Log entry definition (16 bytes)

FieldSizeTypeDescription
deltaTime2 Buint16Seconds elapsed since session.startTime; wraps at 65535 s (~18 h)
amount3 Buint24Transaction amount in smallest currency unit; unsigned
balanceAfter4 Buint32Balance after this transaction; used for consistency checks
flags/type1 Buint8Transaction type and operational flags (see below)
hash6 BbytesTruncated SHA-256 chain hash linking this entry to the previous one

Total per entry: 16 bytes. Capacity on NTAG215: 7 entries (112 bytes).

flags/type field (1 byte)

BitsNameValues / Meaning
3:0txType0x0 = debit, 0x1 = credit/top-up, 0x2 = check-in, 0x3 = check-out, 0xF = system/admin
4offlineFlag1 = transaction was processed offline without backend confirmation
5suspectFlag1 = terminal flagged this transaction as potentially suspicious
7:6reservedMust be zero on write; ignored on read

Ring buffer

  • Logs are stored in a fixed-size ring buffer of 7 slots.
  • When the buffer is full, the oldest entry is overwritten.
  • The current write position is tracked implicitly by the rootHash trailer field (which always equals the hash of the most recent entry).
  • On readback, the terminal reconstructs the chain from the anchor and validates each entry in order.
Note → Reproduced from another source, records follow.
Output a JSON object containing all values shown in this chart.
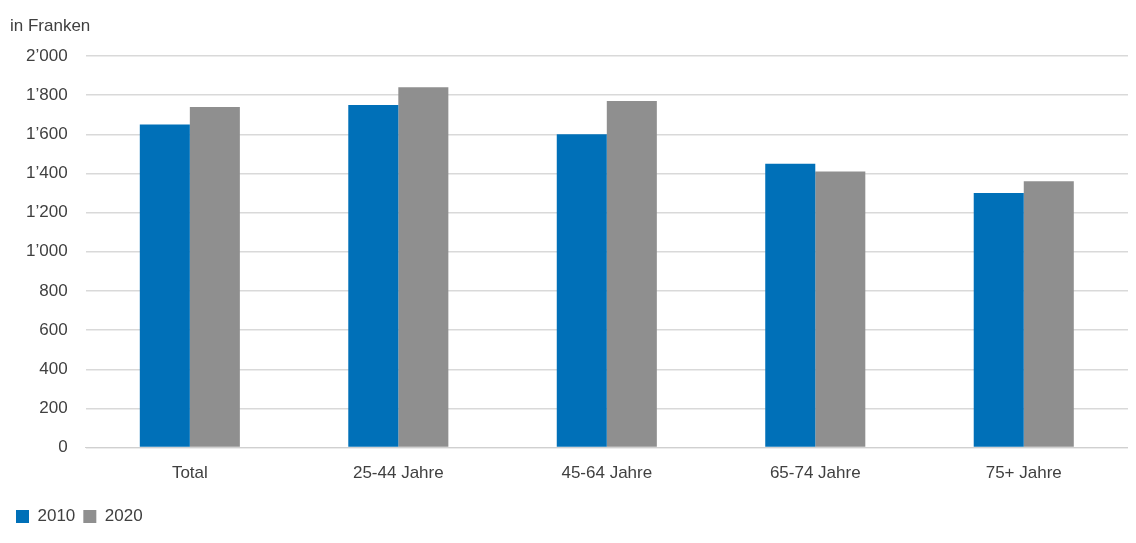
{
  "chart_data": {
    "type": "bar",
    "ylabel": "in Franken",
    "categories": [
      "Total",
      "25-44 Jahre",
      "45-64 Jahre",
      "65-74 Jahre",
      "75+ Jahre"
    ],
    "series": [
      {
        "name": "2010",
        "color": "#0070b8",
        "values": [
          1650,
          1750,
          1600,
          1450,
          1300
        ]
      },
      {
        "name": "2020",
        "color": "#8f8f8f",
        "values": [
          1740,
          1840,
          1770,
          1410,
          1360
        ]
      }
    ],
    "ylim": [
      0,
      2000
    ],
    "yticks": [
      0,
      200,
      400,
      600,
      800,
      {
        "value": 1000,
        "label": "1’000"
      },
      {
        "value": 1200,
        "label": "1’200"
      },
      {
        "value": 1400,
        "label": "1’400"
      },
      {
        "value": 1600,
        "label": "1’600"
      },
      {
        "value": 1800,
        "label": "1’800"
      },
      {
        "value": 2000,
        "label": "2’000"
      }
    ],
    "grid": "y",
    "legend": "bottom left"
  }
}
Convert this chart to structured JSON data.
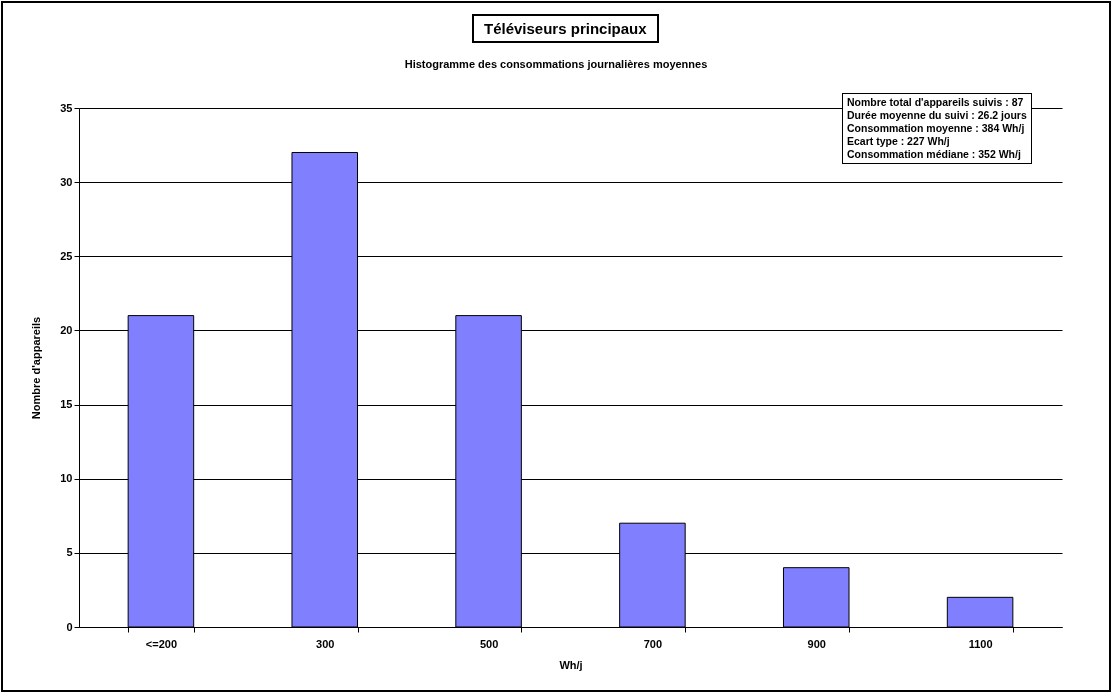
{
  "chart_data": {
    "type": "bar",
    "title": "Téléviseurs principaux",
    "subtitle": "Histogramme des consommations journalières moyennes",
    "xlabel": "Wh/j",
    "ylabel": "Nombre d'appareils",
    "categories": [
      "<=200",
      "300",
      "500",
      "700",
      "900",
      "1100"
    ],
    "values": [
      21,
      32,
      21,
      7,
      4,
      2
    ],
    "color": "#8080ff",
    "ylim": [
      0,
      35
    ],
    "yticks": [
      0,
      5,
      10,
      15,
      20,
      25,
      30,
      35
    ],
    "grid": "y",
    "annotations": [
      "Nombre total d'appareils suivis : 87",
      "Durée moyenne du suivi : 26.2 jours",
      "Consommation moyenne : 384 Wh/j",
      "Ecart type : 227 Wh/j",
      "Consommation médiane : 352 Wh/j"
    ]
  }
}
Chain initialization and integrity

  • The first entry in a session uses session.startTime bytes (4 bytes, little-endian, zero-padded to 6) as the initial prevHash.
  • Each subsequent entry: hash[n] = SHA256(deltaTime || amount || balanceAfter || flags || hash[n-1])[0..5]
  • rootHash in the trailer equals hash[lastEntry] — the chain head.
  • After a ring buffer wrap, the chain continues from the overwritten slot's predecessor; the full chain back to session start is no longer available, but each surviving entry is still individually verifiable from its predecessor.

Integrity guarantees

  • Any modification to a log entry invalidates its hash and all subsequent hashes.
  • The rootHash trailer field ties the chain head to the overall card authentication (HMAC).
  • A chain break is a hard tamper condition (see §5).